Leviathan (1989) / Sci Fi-Horror

MPAA Rated: R for strong creature violence, terror, disturbing images, and language including some sexual references and brief nudity.
Running Time: 98 min.


Cast: Peter Weller, Amanda Pays, Ernie Hudson, Richard Crenna, Hector Elizondo, Daniel Stern, Meg Foster, Michael Carmine, Lisa Eilbacher
Director: George P. Cosmatos
Screenplay: David Peoples, Jebb Stewart
Review published November 19, 2014

I re-watched this derivative 1989 film on its 25th anniversary (as if anyone would really commemorate it), and the only thing I remember about the film from when I had seen it shortly after its initial release on home video is that a friend and I used to refer to the sickly feeling we had after eating bad food as, "The Leviathan Feeling."  I couldn't remember if that reference had been due to the horrific nausea shared among the film's characters who were mutating internally, or if it had been the nauseous result of actually watching such a disgustingly awful film. I can tell you on this long-in-coming rewatch that the answer works for both.

The plot: Scientists on the last few days of their stint in a deep sea mining operation stumble upon a mysterious Russian ship, "Leviathan", which has sunk and perhaps was ambushed by their own navy.  They loot some cargo on board and inadvertently bring back the remnants of a genetic experiment gone awry, which they also set loose upon their own vessel, to gruesome and nightmarish results.

Leviathan isn't much more than an Alien clone, with dashes of John Carpenter's The Thing, substituting the deep sea for space and genetic experimentation for alien infestation.  We have the same motley crew of company men and women, the same gory bodily manifestations, the same isolated, labyrinthine set design, the same hybridized 'monster', and the same underlying anti-corporation commentary,

The cast is full of character actors, few, if any, being especially good in their respective roles.  Not that we could expect decent performances when given such horrendous, half-jokey lines to spew in the middle of what's supposed to be a dark, sinister, gory excursion, but none of them strike a resonant chord throughout, with the possible exception of an underutilized Hector Elizondo (Pretty Woman).
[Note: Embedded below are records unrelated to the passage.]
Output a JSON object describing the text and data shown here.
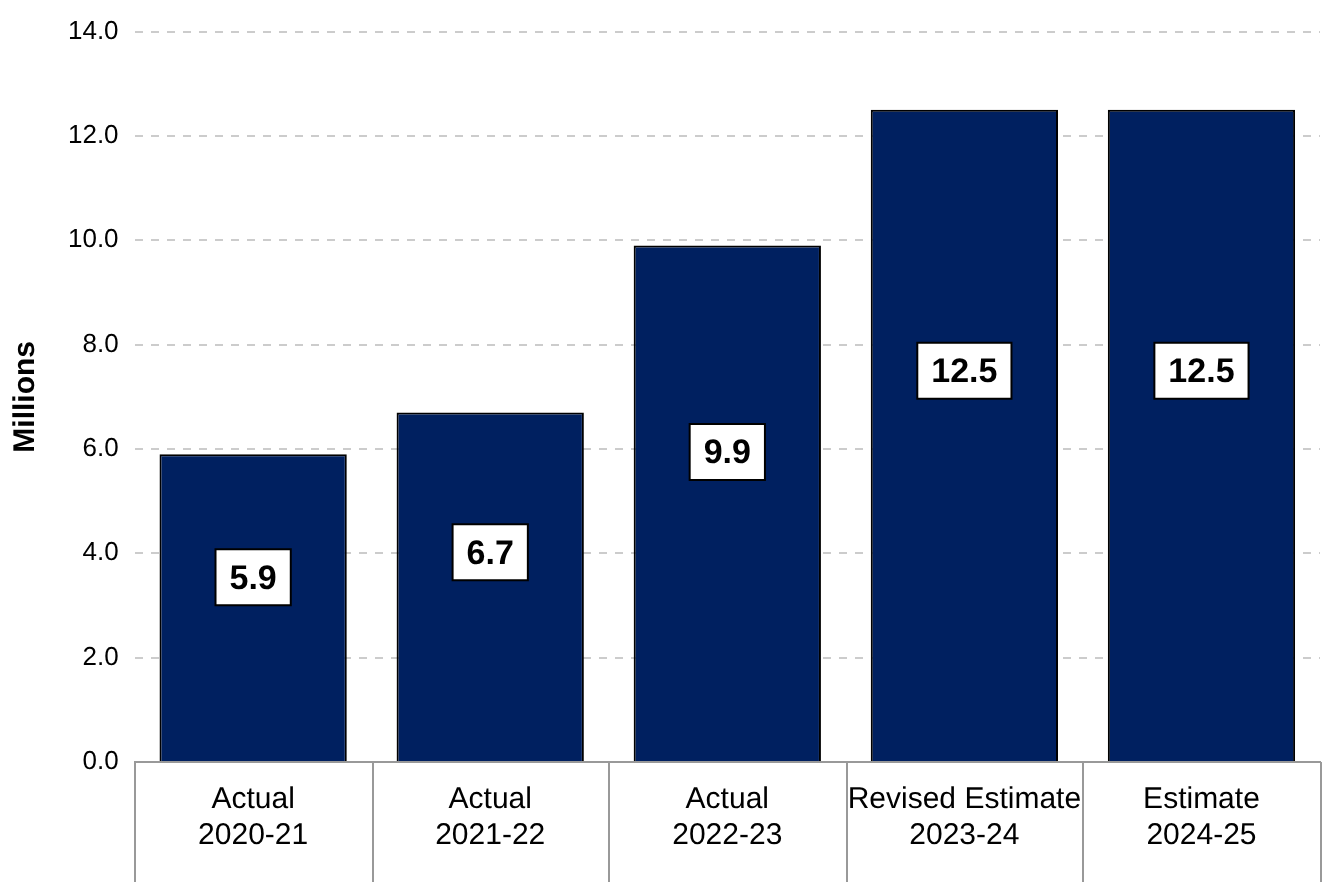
{
  "chart_data": {
    "type": "bar",
    "ylabel": "Millions",
    "categories": [
      "Actual\n2020-21",
      "Actual\n2021-22",
      "Actual\n2022-23",
      "Revised Estimate\n2023-24",
      "Estimate\n2024-25"
    ],
    "values": [
      5.9,
      6.7,
      9.9,
      12.5,
      12.5
    ],
    "color": "#002060",
    "data_labels": true,
    "ylim": [
      0,
      14
    ],
    "yticks": [
      {
        "value": 0,
        "label": "0.0"
      },
      {
        "value": 2,
        "label": "2.0"
      },
      {
        "value": 4,
        "label": "4.0"
      },
      {
        "value": 6,
        "label": "6.0"
      },
      {
        "value": 8,
        "label": "8.0"
      },
      {
        "value": 10,
        "label": "10.0"
      },
      {
        "value": 12,
        "label": "12.0"
      },
      {
        "value": 14,
        "label": "14.0"
      }
    ],
    "grid": "y",
    "legend": false
  }
}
Leviathan is not only bad, it's gross to boot.  Grotesque body transformations, wounds that open up to reveal sharp and gnarly fangs, and a monster that consists of the torsos, limbs and faces of the victims it fuses with, all add up to one of the least appealing science fiction horror films around, visually.  That effects maestro Stan Winston (Predator, Aliens) and his studio provide the creature effects is the biggest disappointment, as it just doesn't look very real whenever we catch glimpses of the "thing" on the screen, and it regurgitates many elements he's already introduced before.

The direction by George P. Cosmatos (Rambo: First Blood Part II, Tombstone) shows poor instincts with this kind of material.  Instead of trying to play for a truly frightening motion picture, he'd rather play up half-hearted camp and barf-inducing ick factor.  The multiracial cast of character is rife with ethnic and gender stereotypes, and at no time exhibit the kind of camaraderie you'd expect from a few who've been living in close quarters with only each other to talk to for about 12 weeks.  Ernie Hudson (Ghostbusters), whose one-liners during times of abject horror shatter the film's meager tone time and again, has to try to speak in a manner that isn't his natural inclination (one can almost hear someone shouting off-screen saying, "can you try that line again, but with more "Black".)

Meanwhile, Daniel Stern (Hannah and Her Sisters) plays the most loathsome comic character of them all, as the beyond-belief pervert Sixpack (why the name? Never explained, but no one calls him anything else -- the corporation actually prints that nickname on his diving suit!), who would have been fired from just about any job for the kind of sexual harassment he perpetuates every single second he's in the room with any woman.  And poor Amanda Pays ("The Flash") as Willie has to disrobe to her undergarments several times for no other reason than for pure audience titillation. Peter Weller (RoboCop, Butch and Sundance: The Early Days), who can play a very convincing oddball anytime, does not fit at all as the steely, charismatic chief who is supposed to represent the rational hero, but ends up mostly wisecracking instead of emoting in the moment.

Not to spoil it, but the film's ending features absurd developments that ignore such basic dangers as oxygen deprivation and decompression sickness, and even tosses in a shark attack to up the ante (one character comments about what a 'bad day' he's having), as if escaping a massive, vomitous monstrosity that could potentially infect and wipe out the human race if it were to surface weren't formidable or scary enough.  A jump shot with an explosive, a one-liner that rips off Jaws, and a literal "punch line" at the end of the movie are just one more kick to the gut for those few movie fans left who manage to endure what is little more than a rotting dish of cinematic salmagundi.  Like its main monster, Leviathan is merely a repulsive, mongrelized fusing of the bodies of work of several other, far more appealing entities, as hard to look at from a visual standpoint as it is hard to stomach in its actions.